Of course, we did very well on question #1 - How long was your wait in line? We grabbed all 25 points, instead of zero, which is what we would have gotten if I hadn’t taken the initiative to better serve our (real) customers and support my co-worker. By thinking for myself, I made my manager look good, and, according to Mystery Shopper, made myself look incompetent.
Let it be known that not one complaint was lodged by a real customer. The only one with a problem was someone who forced our patrons to wait even longer than necessary while pretending to mail something. I wonder what The Voice of the Customer would say if they knew people were being paid to deliberately clog up the lines.
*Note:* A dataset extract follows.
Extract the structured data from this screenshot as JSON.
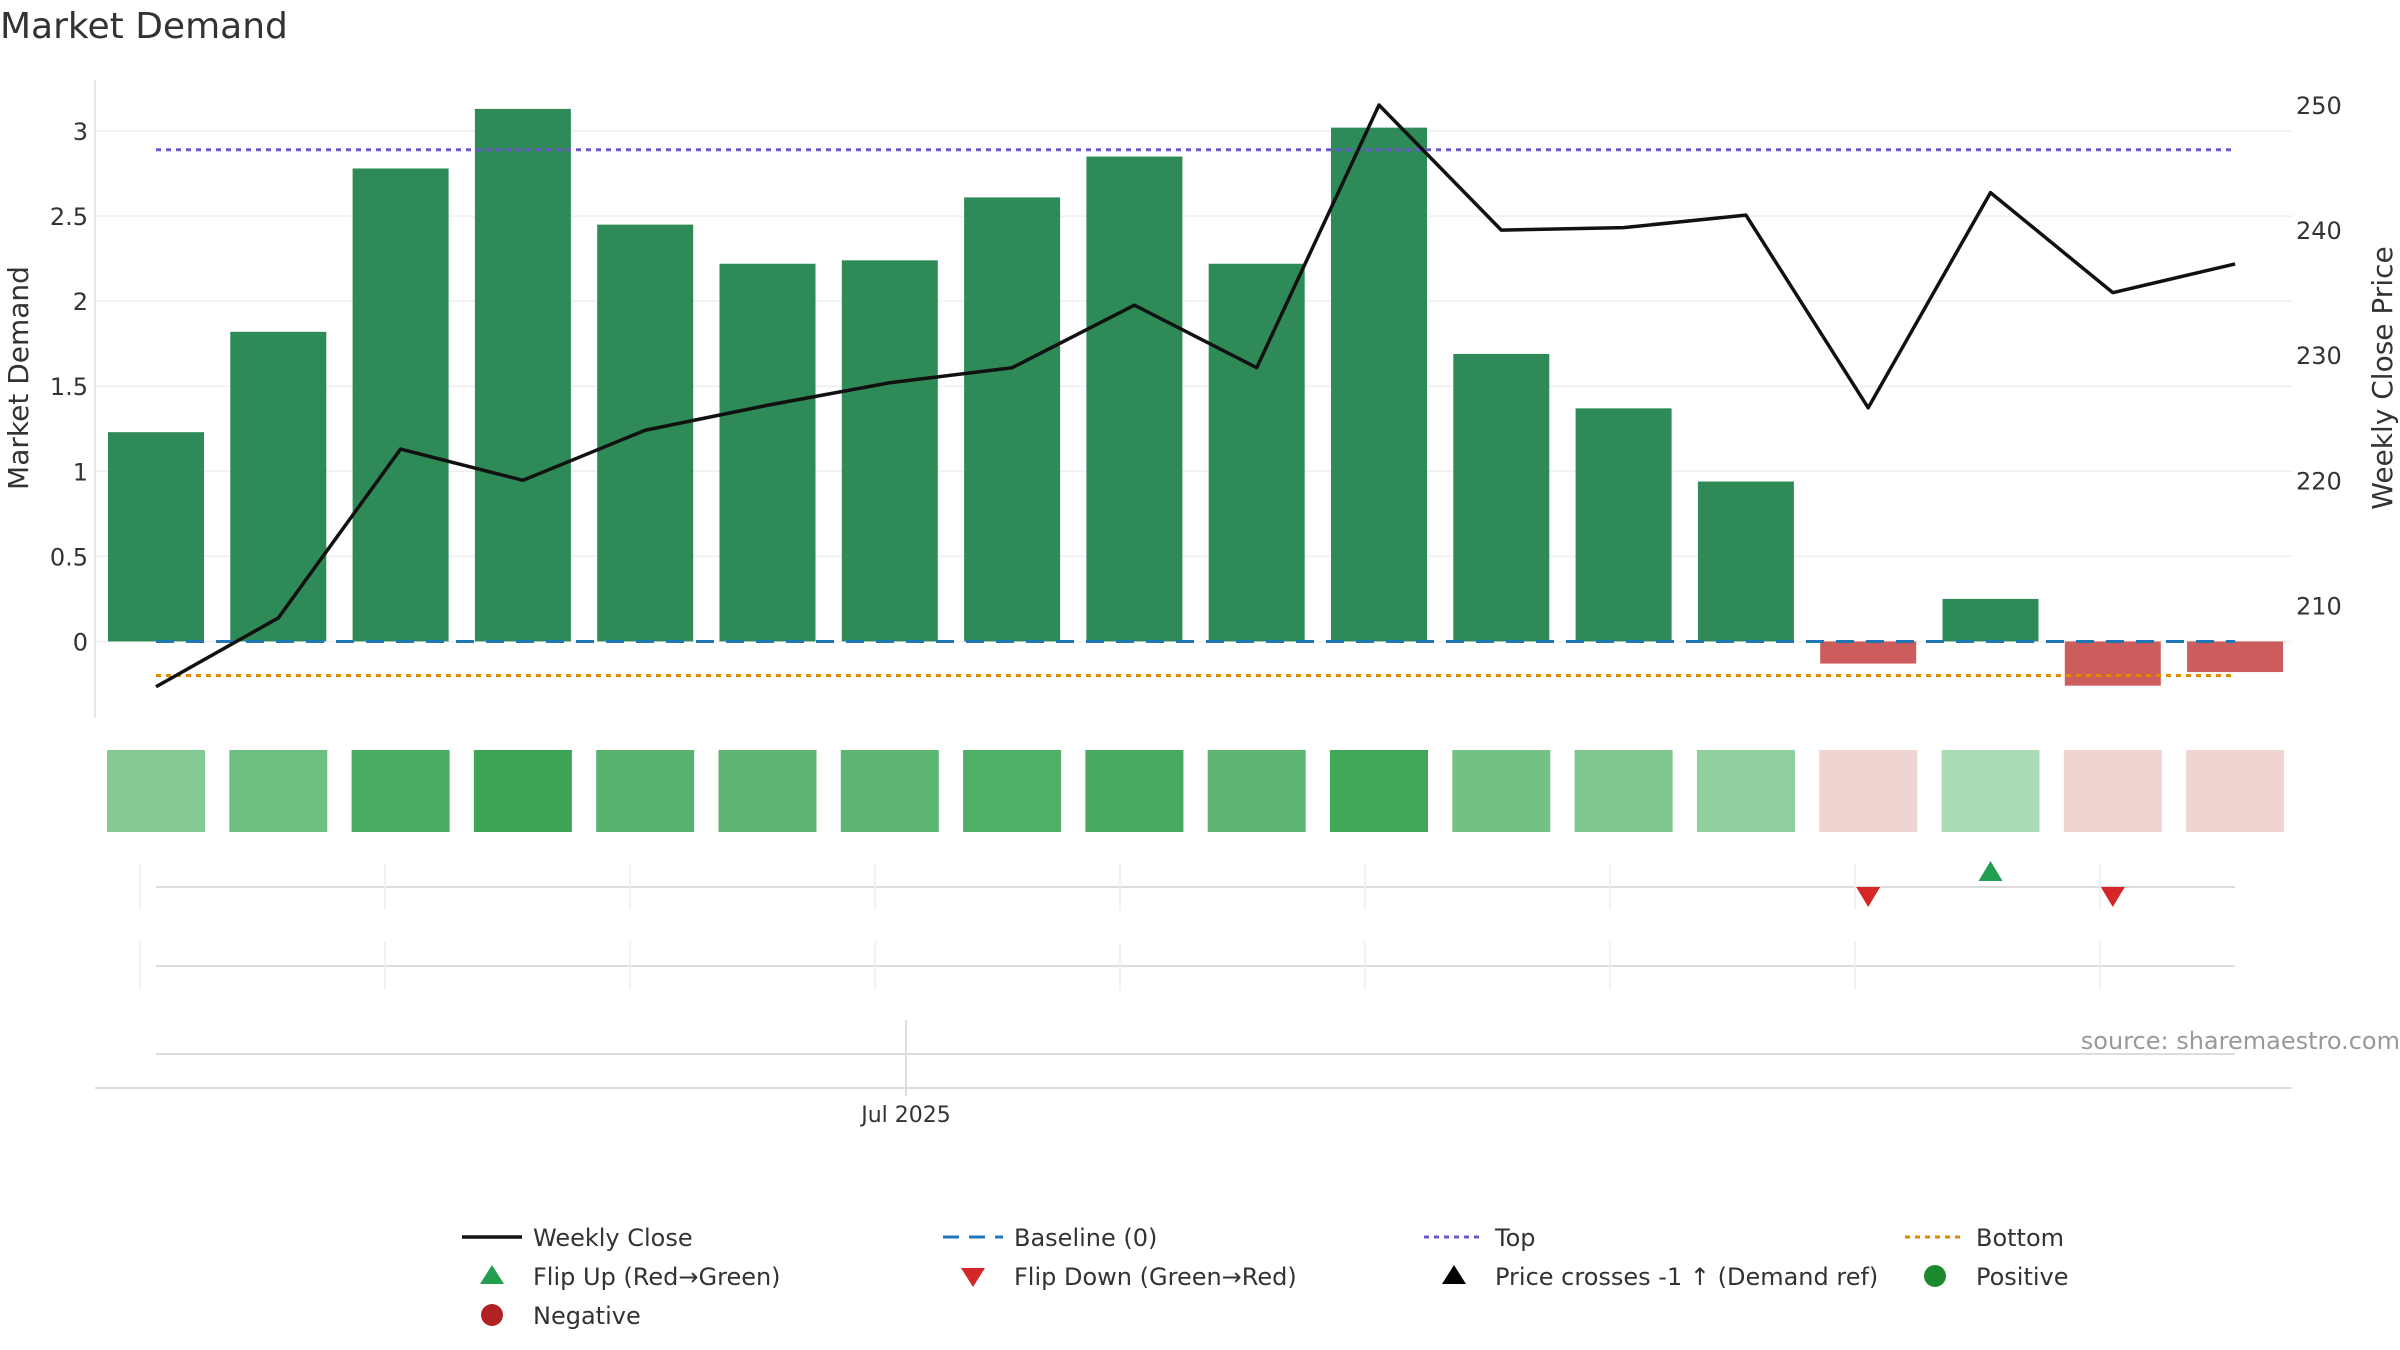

Seriously, what would you think if you were in a hurry and were told the person in front of you was going to be reimbursed for making you wait longer than you had to?
I also find it astounding that a Mystery Shopper can pretend to be a consumer then run out to their car and accurately answer a 35-question evaluation based on a five-minute interaction. Were there even 35 questions on the postal exam? People equipped with that kind of recall should be put to better use.
My first customer after being informed of my failure was an older woman who bought money orders and mailed a letter. As I ran her and her letter through The Script, she began telling me about her daughter who was dying of cancer. I thought, Wait a minute, this isn’t part of The Script. Teary-eyed, she said, "Oh, I’m sure you’ve heard it all before." I told her about my mother who is a two-time survivor of breast cancer and that sometimes things turn around. I let her know that she and her daughter would be in my thoughts. I diverted from The Script, but didn’t feel like a failure.
According to postal literature, the Mystery Shopper was implemented to "correct conditions that are detrimental to customer satisfaction and may inhibit revenue growth." If you ask me, the Mystery Shopper often inhibits our humanity. And in case you were curious, the answer to Mystery Shopper item #33 - Revenue loss (based on scenario expectations) was $0.00. Forgive me for not living up to scenario expectations. No excuses.